And those additional resources would come, initially, at no cost to the average person.

“The businesses that respond to our request for proposals would have to show what they’re willing to invest,” said Hodges-Copple. “The advantage to them is the use of a community’s assets at a defined price, or understand a demand that’s likely to be there.” As an example, Hodges-Copple said a broadband providers would make use of a city’s fiber optic cables that coordinate traffic lights.

“There may be a 100 strands,” said Hodges-Copple. “And a certain area may only be using one.” Later, the companies could charge for their service.

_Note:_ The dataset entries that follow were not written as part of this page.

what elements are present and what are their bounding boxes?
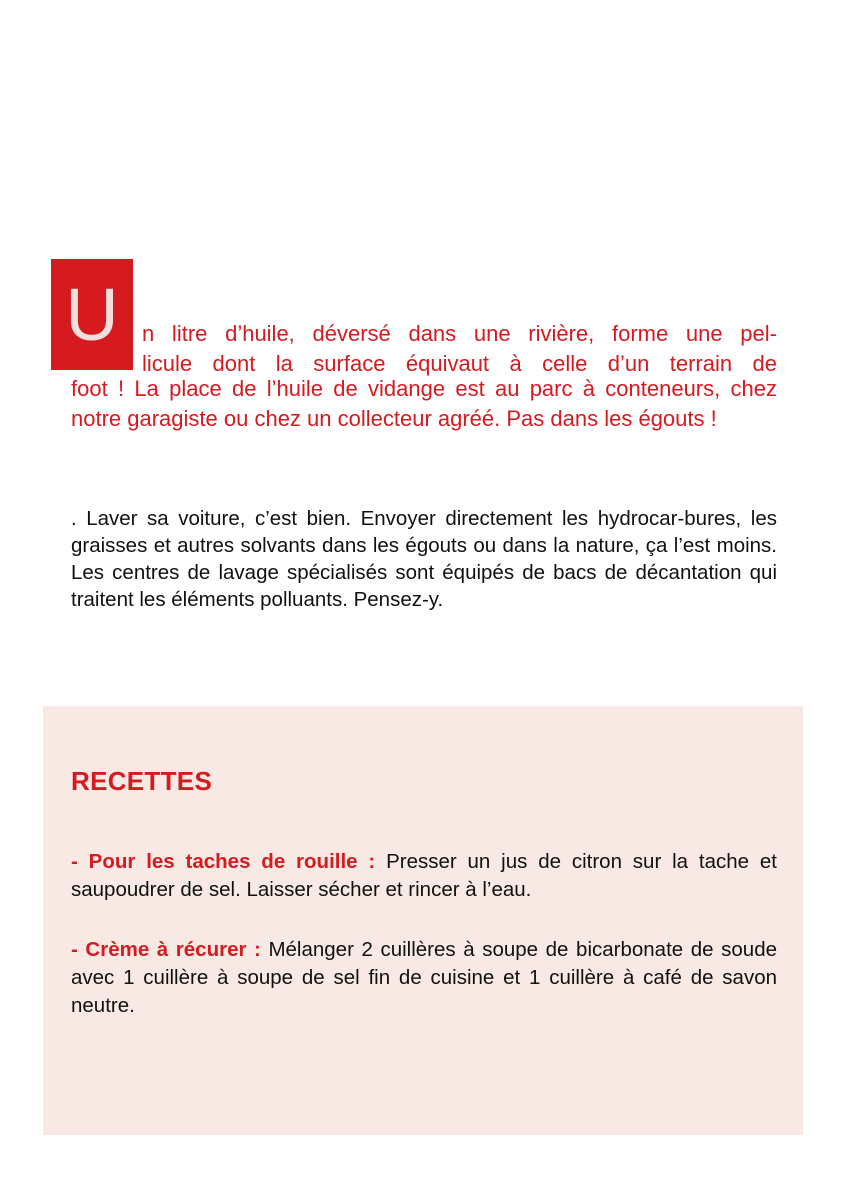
recipe-rust-stains [71,848,777,904]
dropcap-letter: U [51,259,133,370]
recipe-name: - Crème à récurer : [71,938,261,961]
intro-line-2: licule dont la surface équivaut à celle d’un terrain de [142,351,777,376]
recipe-scouring-cream [71,936,777,1020]
recipe-text: Presser un jus de citron sur la tache et saupoudrer de sel. Laisser sécher et rincer à l’eau. [71,850,777,901]
recipe-name: - Pour les taches de rouille : [71,850,376,873]
intro-text-first-lines [51,259,777,379]
recettes-box [43,706,803,1135]
intro-line-1: n litre d’huile, déversé dans une rivière, forme une pel- [142,321,777,346]
recipe-text: Mélanger 2 cuillères à soupe de bicarbonate de soude avec 1 cuillère à soupe de sel fin de cuisine et 1 cuillère à café de savon neutre. [71,938,777,1017]
recettes-title: RECETTES [71,766,213,796]
intro-block [51,259,777,379]
car-wash-paragraph: . Laver sa voiture, c’est bien. Envoyer directement les hydrocar-bures, les graisses et autres solvants dans les égouts ou dans la nature, ça l’est moins. Les centres de lavage spécialisés sont équipés de bacs de décantation qui traitent les éléments polluants. Pensez-y. [71,507,777,611]
intro-text-rest: foot ! La place de l’huile de vidange est au parc à conteneurs, chez notre garagiste ou chez un collecteur agréé. Pas dans les égouts ! [71,376,777,431]
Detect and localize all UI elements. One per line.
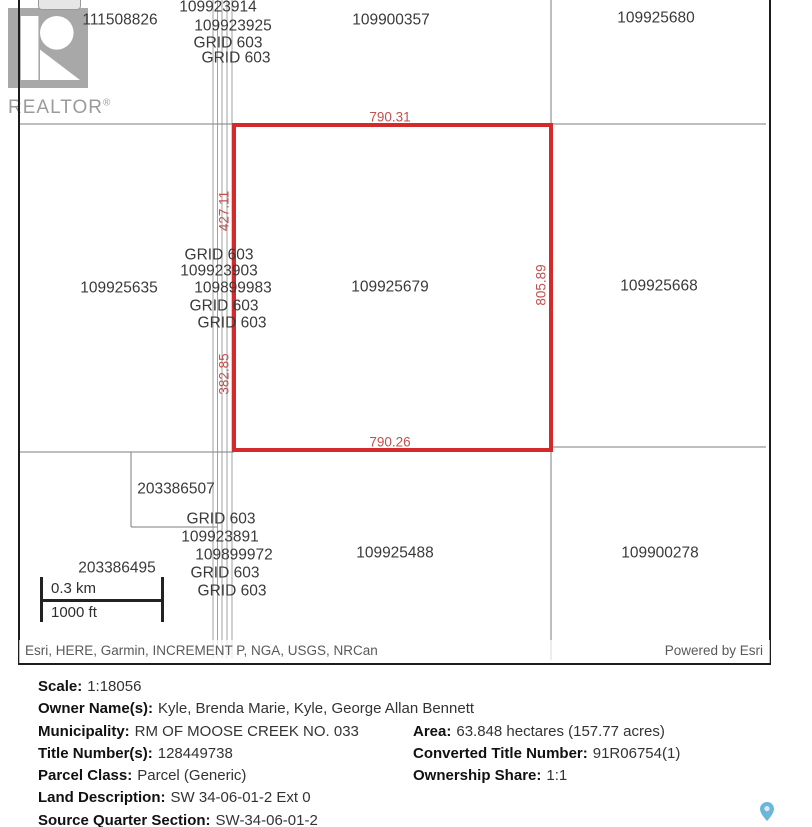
dimension-label: 382.85 <box>216 353 232 395</box>
detail-row-source-quarter-section <box>0 810 812 827</box>
parcel-label: 203386495 <box>78 559 156 577</box>
dimension-label: 805.89 <box>533 264 549 306</box>
detail-row-owner <box>0 698 812 720</box>
detail-value: RM OF MOOSE CREEK NO. 033 <box>134 722 359 740</box>
scale-bar <box>40 577 164 622</box>
parcel-label: GRID 603 <box>186 510 256 528</box>
detail-label: Ownership Share: <box>413 767 542 785</box>
dimension-label: 790.26 <box>369 434 411 450</box>
parcel-label: 109925680 <box>617 9 695 27</box>
parcel-label: 109923914 <box>179 0 257 16</box>
detail-label: Land Description: <box>38 789 166 807</box>
detail-label: Parcel Class: <box>38 767 133 785</box>
detail-value: 63.848 hectares (157.77 acres) <box>456 722 665 740</box>
parcel-label: 203386507 <box>137 480 215 498</box>
parcel-label: 109899972 <box>195 546 273 564</box>
detail-value: 91R06754(1) <box>592 744 681 762</box>
parcel-label: 109900357 <box>352 11 430 29</box>
detail-label: Converted Title Number: <box>413 744 588 762</box>
detail-label: Area: <box>413 722 452 740</box>
location-pin-icon[interactable] <box>760 802 774 821</box>
parcel-label: 109923903 <box>180 262 258 280</box>
parcel-details-panel <box>0 670 812 827</box>
attribution-powered-by: Powered by Esri <box>664 643 763 658</box>
parcel-label: 109923891 <box>181 528 259 546</box>
dimension-label: 427.11 <box>216 190 232 232</box>
parcel-label: GRID 603 <box>201 49 271 67</box>
detail-value: Parcel (Generic) <box>137 767 247 785</box>
parcel-label: 111508826 <box>82 11 158 29</box>
detail-label: Owner Name(s): <box>38 700 154 718</box>
parcel-label: 109925488 <box>356 544 434 562</box>
detail-row-scale <box>0 676 812 698</box>
parcel-label: 109899983 <box>194 279 272 297</box>
parcel-label: GRID 603 <box>184 246 254 264</box>
detail-row-municipality-area <box>0 721 812 743</box>
detail-row-land-description <box>0 787 812 809</box>
detail-value: SW-34-06-01-2 <box>215 811 318 827</box>
detail-label: Municipality: <box>38 722 130 740</box>
detail-value: 128449738 <box>157 744 233 762</box>
detail-label: Scale: <box>38 678 83 695</box>
parcel-label: GRID 603 <box>189 297 259 315</box>
parcel-label: GRID 603 <box>190 564 260 582</box>
parcel-label: 109900278 <box>621 544 699 562</box>
detail-row-title-numbers <box>0 743 812 765</box>
scale-km-label: 0.3 km <box>51 580 97 597</box>
map-attribution <box>19 640 770 663</box>
realtor-logo-text: REALTOR® <box>8 97 112 118</box>
parcel-label: GRID 603 <box>193 34 263 52</box>
dimension-label: 790.31 <box>369 109 411 125</box>
attribution-sources: Esri, HERE, Garmin, INCREMENT P, NGA, USGS, NRCan <box>25 643 378 658</box>
parcel-label: 109925668 <box>620 277 698 295</box>
scale-ft-label: 1000 ft <box>51 604 97 621</box>
detail-row-parcel-class-share <box>0 765 812 787</box>
detail-value: 1:1 <box>546 767 568 785</box>
detail-value: Kyle, Brenda Marie, Kyle, George Allan Bennett <box>158 700 475 718</box>
detail-label: Title Number(s): <box>38 744 153 762</box>
parcel-label: 109923925 <box>194 17 272 35</box>
detail-value: SW 34-06-01-2 Ext 0 <box>170 789 311 807</box>
registered-mark: ® <box>103 97 112 109</box>
detail-label: Source Quarter Section: <box>38 811 211 827</box>
parcel-label: 109925635 <box>80 279 158 297</box>
parcel-label: 109925679 <box>351 278 429 296</box>
parcel-label: GRID 603 <box>197 314 267 332</box>
scale-bar-line <box>43 599 161 602</box>
detail-value: 1:18056 <box>87 678 142 695</box>
parcel-label: GRID 603 <box>197 582 267 600</box>
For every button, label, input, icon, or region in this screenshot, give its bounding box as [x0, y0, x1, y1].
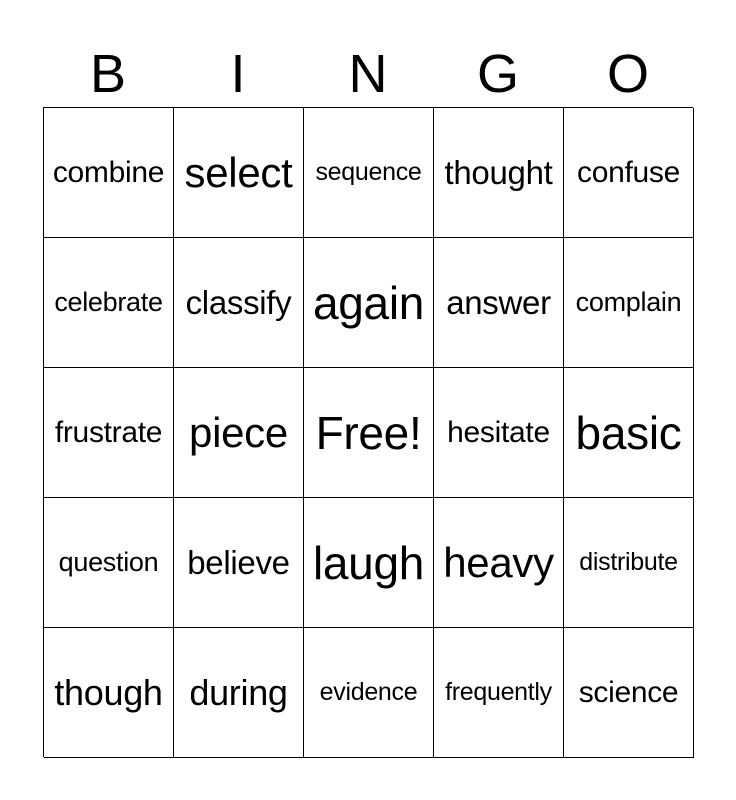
bingo-cell: classify — [174, 238, 304, 368]
header-letter-i: I — [230, 44, 246, 104]
bingo-cell: question — [44, 498, 174, 628]
header-letter-b: B — [89, 44, 127, 104]
bingo-cell: answer — [434, 238, 564, 368]
bingo-cell: science — [564, 628, 694, 758]
header-letter-n: N — [348, 44, 388, 104]
bingo-cell: frequently — [434, 628, 564, 758]
header-letter-o: O — [606, 44, 649, 104]
bingo-cell: confuse — [564, 108, 694, 238]
bingo-grid — [43, 107, 693, 757]
bingo-cell: again — [304, 238, 434, 368]
bingo-cell: sequence — [304, 108, 434, 238]
bingo-cell: thought — [434, 108, 564, 238]
bingo-cell: combine — [44, 108, 174, 238]
free-space-cell: Free! — [304, 368, 434, 498]
bingo-cell: complain — [564, 238, 694, 368]
bingo-cell: during — [174, 628, 304, 758]
bingo-cell: select — [174, 108, 304, 238]
bingo-cell: hesitate — [434, 368, 564, 498]
bingo-cell: heavy — [434, 498, 564, 628]
bingo-header — [43, 44, 693, 104]
bingo-cell: evidence — [304, 628, 434, 758]
bingo-cell: laugh — [304, 498, 434, 628]
bingo-cell: piece — [174, 368, 304, 498]
bingo-cell: frustrate — [44, 368, 174, 498]
header-letter-g: G — [476, 44, 519, 104]
bingo-cell: distribute — [564, 498, 694, 628]
bingo-cell: celebrate — [44, 238, 174, 368]
bingo-cell: basic — [564, 368, 694, 498]
bingo-cell: though — [44, 628, 174, 758]
bingo-cell: believe — [174, 498, 304, 628]
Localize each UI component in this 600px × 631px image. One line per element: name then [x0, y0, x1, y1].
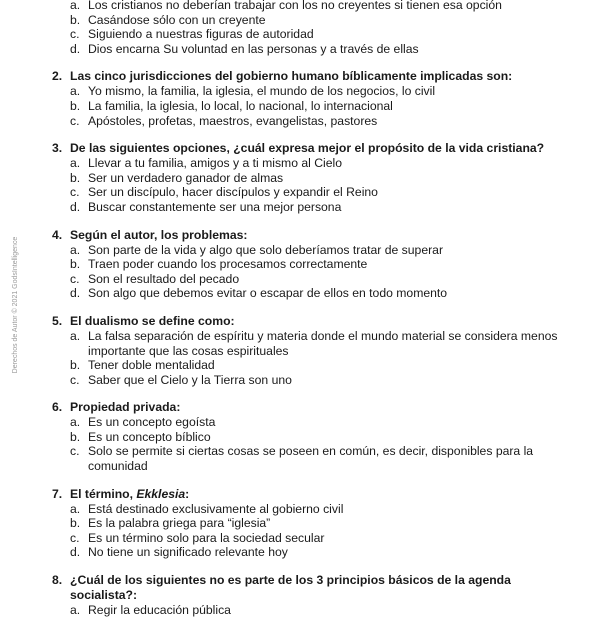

Hodges-Copple said the Raleigh area could be the next Kansas City, referring to the Google Fiber project. In 2011, cities (including Raleigh) bid to host Google’s new fiber-optic communication network that promised to be 100 times faster than tradition broadband Internet. Kansas City won the bid, and has seen in influx of investors and entrepreneurs relocating to the area.

Hoit said that it will take about 18 months to implement any infrastructure changes, but he and Hodges-Copple are optimistic to see the proposals.

“We’re known as a tech hub with creative class employment,” said Hodges-Copple. “Between the anchor institutions of the universities, we ought to be a prime location for these kinds of efforts.”

Harvey Schmitt, the president and CEO of the Raleigh Chamber of Commerce agrees. He said that business people with whom he’s talked are excited about the idea of more connectivity.

“I met with some healthcare executives a few weeks ago,” Schmitt said. “And they said with this sort of connectivity, Raleigh could become the leading telemedicine hub in the country. With high degrees of bandwidth, Raleigh could be in robust operational conditions.”